A strange but fitting description. And now, at 77 years old, the man who just five years ago thought that his political career was over — lost amid personal tragedy — will go from that valley to the mountaintop of the presidency.
There’s no better way to understand the inextricable tragedy-triumph dynamic of Biden’s life and political career than to look at the long and winding road that led Biden to the 2020 campaign.
At that moment — 1,844 days ago — it was virtually impossible to imagine that Biden would ever even run for president again, much less be elected. He was 72 years old. Hillary Clinton seemed on her way to not only the Democratic nomination but the presidency. Biden’s political career, which had begun four decades prior, appeared as though it would end short of the White House.
And worst of all, it would end there not because Biden had lost a campaign but because he had lost a son.
“Beau was losing his nouns and the right side of his face was partially paralyzed. But he had a mission: He tried to make his father promise to run, arguing that the White House should not revert to the Clintons and that the country would be better off with Biden values.”

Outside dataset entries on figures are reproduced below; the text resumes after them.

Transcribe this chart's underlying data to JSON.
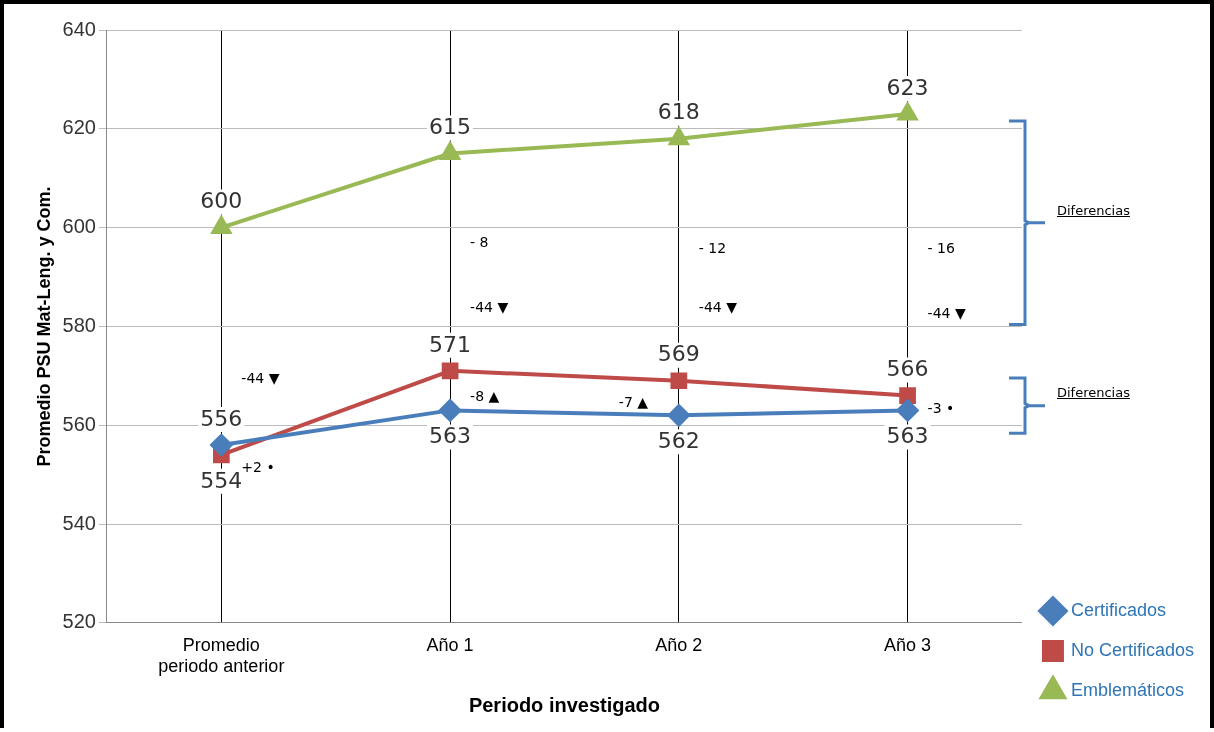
{
  "chart_data": {
    "type": "line",
    "xlabel": "Periodo investigado",
    "ylabel": "Promedio PSU Mat-Leng. y Com.",
    "categories": [
      "Promedio periodo anterior",
      "Año 1",
      "Año 2",
      "Año 3"
    ],
    "series": [
      {
        "name": "Certificados",
        "color": "#4a7ebb",
        "marker": "diamond",
        "values": [
          556,
          563,
          562,
          563
        ]
      },
      {
        "name": "No Certificados",
        "color": "#be4b48",
        "marker": "square",
        "values": [
          554,
          571,
          569,
          566
        ]
      },
      {
        "name": "Emblemáticos",
        "color": "#98b954",
        "marker": "triangle",
        "values": [
          600,
          615,
          618,
          623
        ]
      }
    ],
    "ylim": [
      520,
      640
    ],
    "yticks": [
      520,
      540,
      560,
      580,
      600,
      620,
      640
    ],
    "grid": true,
    "legend": "right",
    "data_labels": true,
    "annotations": [
      "-44 ▼",
      "+2 •",
      "- 8",
      "-44 ▼",
      "-8 ▲",
      "- 12",
      "-44 ▼",
      "-7 ▲",
      "- 16",
      "-44 ▼",
      "-3 •",
      "Diferencias",
      "Diferencias"
    ]
  }
}
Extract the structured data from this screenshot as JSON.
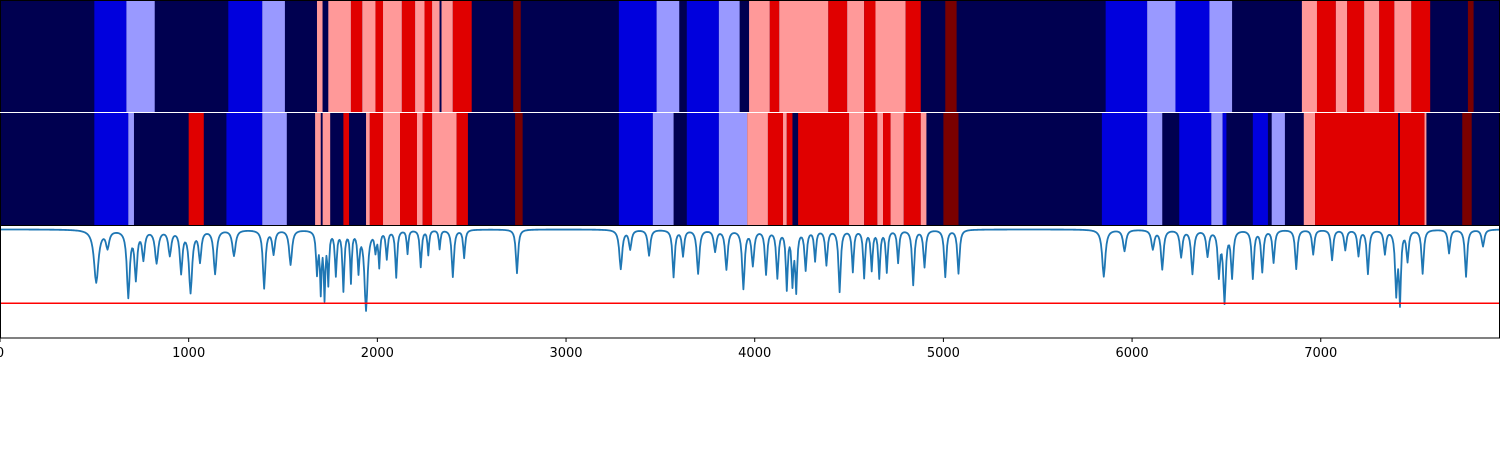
{
  "colors": {
    "dark_navy": "#000050",
    "blue": "#0000dd",
    "light_blue": "#9999ff",
    "red": "#e00000",
    "light_red": "#ff9999",
    "dark_red": "#7a0000",
    "signal_line": "#1f77b4",
    "threshold_line": "#ff0000",
    "frame": "#000000"
  },
  "chart_data": [
    {
      "type": "heatmap",
      "name": "track-1",
      "background": "dark_navy",
      "segments": [
        [
          500,
          670,
          "blue"
        ],
        [
          670,
          820,
          "light_blue"
        ],
        [
          1210,
          1390,
          "blue"
        ],
        [
          1390,
          1510,
          "light_blue"
        ],
        [
          1680,
          1710,
          "light_red"
        ],
        [
          1710,
          1740,
          "dark_navy"
        ],
        [
          1740,
          1860,
          "light_red"
        ],
        [
          1860,
          1920,
          "red"
        ],
        [
          1920,
          1990,
          "light_red"
        ],
        [
          1990,
          2030,
          "red"
        ],
        [
          2030,
          2130,
          "light_red"
        ],
        [
          2130,
          2200,
          "red"
        ],
        [
          2200,
          2250,
          "light_red"
        ],
        [
          2250,
          2290,
          "red"
        ],
        [
          2290,
          2330,
          "light_red"
        ],
        [
          2330,
          2340,
          "dark_navy"
        ],
        [
          2340,
          2400,
          "light_red"
        ],
        [
          2400,
          2500,
          "red"
        ],
        [
          2720,
          2760,
          "dark_red"
        ],
        [
          3280,
          3480,
          "blue"
        ],
        [
          3480,
          3600,
          "light_blue"
        ],
        [
          3640,
          3810,
          "blue"
        ],
        [
          3810,
          3920,
          "light_blue"
        ],
        [
          3970,
          4080,
          "light_red"
        ],
        [
          4080,
          4130,
          "red"
        ],
        [
          4130,
          4390,
          "light_red"
        ],
        [
          4390,
          4490,
          "red"
        ],
        [
          4490,
          4580,
          "light_red"
        ],
        [
          4580,
          4640,
          "red"
        ],
        [
          4640,
          4800,
          "light_red"
        ],
        [
          4800,
          4880,
          "red"
        ],
        [
          5010,
          5070,
          "dark_red"
        ],
        [
          5860,
          6080,
          "blue"
        ],
        [
          6080,
          6230,
          "light_blue"
        ],
        [
          6230,
          6410,
          "blue"
        ],
        [
          6410,
          6530,
          "light_blue"
        ],
        [
          6900,
          6980,
          "light_red"
        ],
        [
          6980,
          7080,
          "red"
        ],
        [
          7080,
          7140,
          "light_red"
        ],
        [
          7140,
          7230,
          "red"
        ],
        [
          7230,
          7310,
          "light_red"
        ],
        [
          7310,
          7390,
          "red"
        ],
        [
          7390,
          7480,
          "light_red"
        ],
        [
          7480,
          7580,
          "red"
        ],
        [
          7780,
          7810,
          "dark_red"
        ]
      ]
    },
    {
      "type": "heatmap",
      "name": "track-2",
      "background": "dark_navy",
      "segments": [
        [
          500,
          680,
          "blue"
        ],
        [
          680,
          710,
          "light_blue"
        ],
        [
          1000,
          1080,
          "red"
        ],
        [
          1200,
          1390,
          "blue"
        ],
        [
          1390,
          1520,
          "light_blue"
        ],
        [
          1670,
          1700,
          "light_red"
        ],
        [
          1710,
          1750,
          "light_red"
        ],
        [
          1820,
          1850,
          "red"
        ],
        [
          1940,
          1960,
          "light_red"
        ],
        [
          1960,
          2030,
          "red"
        ],
        [
          2030,
          2120,
          "light_red"
        ],
        [
          2120,
          2210,
          "red"
        ],
        [
          2210,
          2240,
          "light_red"
        ],
        [
          2240,
          2290,
          "red"
        ],
        [
          2290,
          2420,
          "light_red"
        ],
        [
          2420,
          2480,
          "red"
        ],
        [
          2730,
          2770,
          "dark_red"
        ],
        [
          3280,
          3460,
          "blue"
        ],
        [
          3460,
          3570,
          "light_blue"
        ],
        [
          3640,
          3810,
          "blue"
        ],
        [
          3810,
          3960,
          "light_blue"
        ],
        [
          3960,
          4070,
          "light_red"
        ],
        [
          4070,
          4150,
          "red"
        ],
        [
          4150,
          4170,
          "light_red"
        ],
        [
          4170,
          4200,
          "red"
        ],
        [
          4230,
          4500,
          "red"
        ],
        [
          4500,
          4580,
          "light_red"
        ],
        [
          4580,
          4650,
          "red"
        ],
        [
          4650,
          4680,
          "light_red"
        ],
        [
          4680,
          4720,
          "red"
        ],
        [
          4720,
          4790,
          "light_red"
        ],
        [
          4790,
          4880,
          "red"
        ],
        [
          4880,
          4910,
          "light_red"
        ],
        [
          5000,
          5080,
          "dark_red"
        ],
        [
          5840,
          6080,
          "blue"
        ],
        [
          6080,
          6160,
          "light_blue"
        ],
        [
          6250,
          6420,
          "blue"
        ],
        [
          6420,
          6480,
          "light_blue"
        ],
        [
          6480,
          6500,
          "blue"
        ],
        [
          6640,
          6720,
          "blue"
        ],
        [
          6740,
          6810,
          "light_blue"
        ],
        [
          6910,
          6970,
          "light_red"
        ],
        [
          6970,
          7410,
          "red"
        ],
        [
          7420,
          7550,
          "red"
        ],
        [
          7550,
          7560,
          "light_red"
        ],
        [
          7750,
          7800,
          "dark_red"
        ]
      ]
    },
    {
      "type": "line",
      "name": "signal",
      "xlim": [
        0,
        7950
      ],
      "ylim": [
        0,
        1
      ],
      "threshold": 0.31,
      "x_ticks": [
        0,
        1000,
        2000,
        3000,
        4000,
        5000,
        6000,
        7000
      ],
      "x_tick_labels": [
        "0",
        "1000",
        "2000",
        "3000",
        "4000",
        "5000",
        "6000",
        "7000"
      ],
      "baseline": 0.97,
      "dips": [
        [
          510,
          0.5,
          14
        ],
        [
          570,
          0.82,
          10
        ],
        [
          680,
          0.38,
          9
        ],
        [
          720,
          0.55,
          8
        ],
        [
          760,
          0.72,
          8
        ],
        [
          830,
          0.68,
          10
        ],
        [
          900,
          0.75,
          9
        ],
        [
          960,
          0.6,
          8
        ],
        [
          1010,
          0.42,
          10
        ],
        [
          1060,
          0.7,
          8
        ],
        [
          1140,
          0.58,
          9
        ],
        [
          1240,
          0.74,
          10
        ],
        [
          1400,
          0.45,
          8
        ],
        [
          1450,
          0.76,
          8
        ],
        [
          1540,
          0.66,
          9
        ],
        [
          1680,
          0.6,
          6
        ],
        [
          1700,
          0.45,
          5
        ],
        [
          1720,
          0.4,
          5
        ],
        [
          1740,
          0.52,
          5
        ],
        [
          1780,
          0.58,
          6
        ],
        [
          1820,
          0.44,
          6
        ],
        [
          1860,
          0.52,
          5
        ],
        [
          1900,
          0.62,
          6
        ],
        [
          1940,
          0.26,
          10
        ],
        [
          1990,
          0.8,
          6
        ],
        [
          2010,
          0.66,
          5
        ],
        [
          2050,
          0.72,
          6
        ],
        [
          2100,
          0.55,
          6
        ],
        [
          2160,
          0.76,
          5
        ],
        [
          2230,
          0.64,
          6
        ],
        [
          2270,
          0.75,
          5
        ],
        [
          2330,
          0.8,
          5
        ],
        [
          2400,
          0.55,
          7
        ],
        [
          2460,
          0.72,
          6
        ],
        [
          2740,
          0.58,
          7
        ],
        [
          3290,
          0.62,
          9
        ],
        [
          3340,
          0.8,
          8
        ],
        [
          3440,
          0.74,
          8
        ],
        [
          3570,
          0.55,
          7
        ],
        [
          3620,
          0.74,
          7
        ],
        [
          3700,
          0.58,
          8
        ],
        [
          3790,
          0.78,
          8
        ],
        [
          3850,
          0.62,
          8
        ],
        [
          3940,
          0.45,
          8
        ],
        [
          3990,
          0.66,
          8
        ],
        [
          4060,
          0.58,
          7
        ],
        [
          4120,
          0.55,
          7
        ],
        [
          4170,
          0.46,
          6
        ],
        [
          4200,
          0.52,
          6
        ],
        [
          4220,
          0.45,
          6
        ],
        [
          4270,
          0.62,
          7
        ],
        [
          4320,
          0.7,
          6
        ],
        [
          4380,
          0.66,
          7
        ],
        [
          4450,
          0.42,
          7
        ],
        [
          4520,
          0.6,
          6
        ],
        [
          4580,
          0.55,
          6
        ],
        [
          4620,
          0.62,
          6
        ],
        [
          4660,
          0.55,
          6
        ],
        [
          4700,
          0.6,
          6
        ],
        [
          4760,
          0.68,
          6
        ],
        [
          4840,
          0.48,
          7
        ],
        [
          4900,
          0.64,
          7
        ],
        [
          5010,
          0.55,
          7
        ],
        [
          5080,
          0.58,
          7
        ],
        [
          5850,
          0.55,
          10
        ],
        [
          5960,
          0.78,
          9
        ],
        [
          6110,
          0.8,
          9
        ],
        [
          6160,
          0.62,
          8
        ],
        [
          6260,
          0.73,
          8
        ],
        [
          6320,
          0.58,
          8
        ],
        [
          6400,
          0.74,
          8
        ],
        [
          6460,
          0.58,
          7
        ],
        [
          6490,
          0.34,
          8
        ],
        [
          6530,
          0.56,
          7
        ],
        [
          6640,
          0.54,
          7
        ],
        [
          6690,
          0.6,
          7
        ],
        [
          6750,
          0.68,
          7
        ],
        [
          6870,
          0.62,
          7
        ],
        [
          6960,
          0.75,
          7
        ],
        [
          7060,
          0.7,
          7
        ],
        [
          7130,
          0.79,
          7
        ],
        [
          7200,
          0.74,
          7
        ],
        [
          7250,
          0.58,
          7
        ],
        [
          7340,
          0.76,
          7
        ],
        [
          7400,
          0.42,
          7
        ],
        [
          7420,
          0.35,
          6
        ],
        [
          7460,
          0.7,
          7
        ],
        [
          7540,
          0.58,
          7
        ],
        [
          7680,
          0.76,
          7
        ],
        [
          7770,
          0.55,
          7
        ],
        [
          7860,
          0.82,
          8
        ]
      ]
    }
  ]
}
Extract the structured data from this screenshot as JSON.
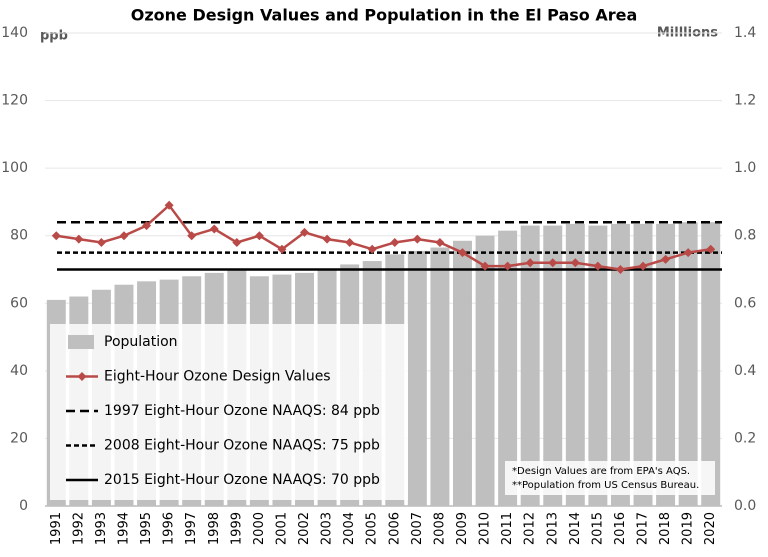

In the wake of his son’s death and his own decision not to run for president, Biden wrote a book about Beau (and the country) called “Promise Me, Dad.” On that book tour, Biden acknowledged what everyone had long suspected: He was considering a run for president, but only because his son wasn’t around to do it himself.
And as a candidate, Biden regularly talked about the grief and sorrow of his own life as a way to better connect with others experiencing similar struggles.
It is fitting then that on the biggest day of Joe Biden’s political life, he decided to visit his son’s grave. Beau, for Joe, represented (and represents) the promise and the pain, the hope and the hopelessness of a life lived.
It is that man that Americans have elected as their next president.
A man who, more than any other person to hold the office in modern memory, has suffered, struggled and grieved — all in public. And a man who, now, has shown that out of the darkness can come light.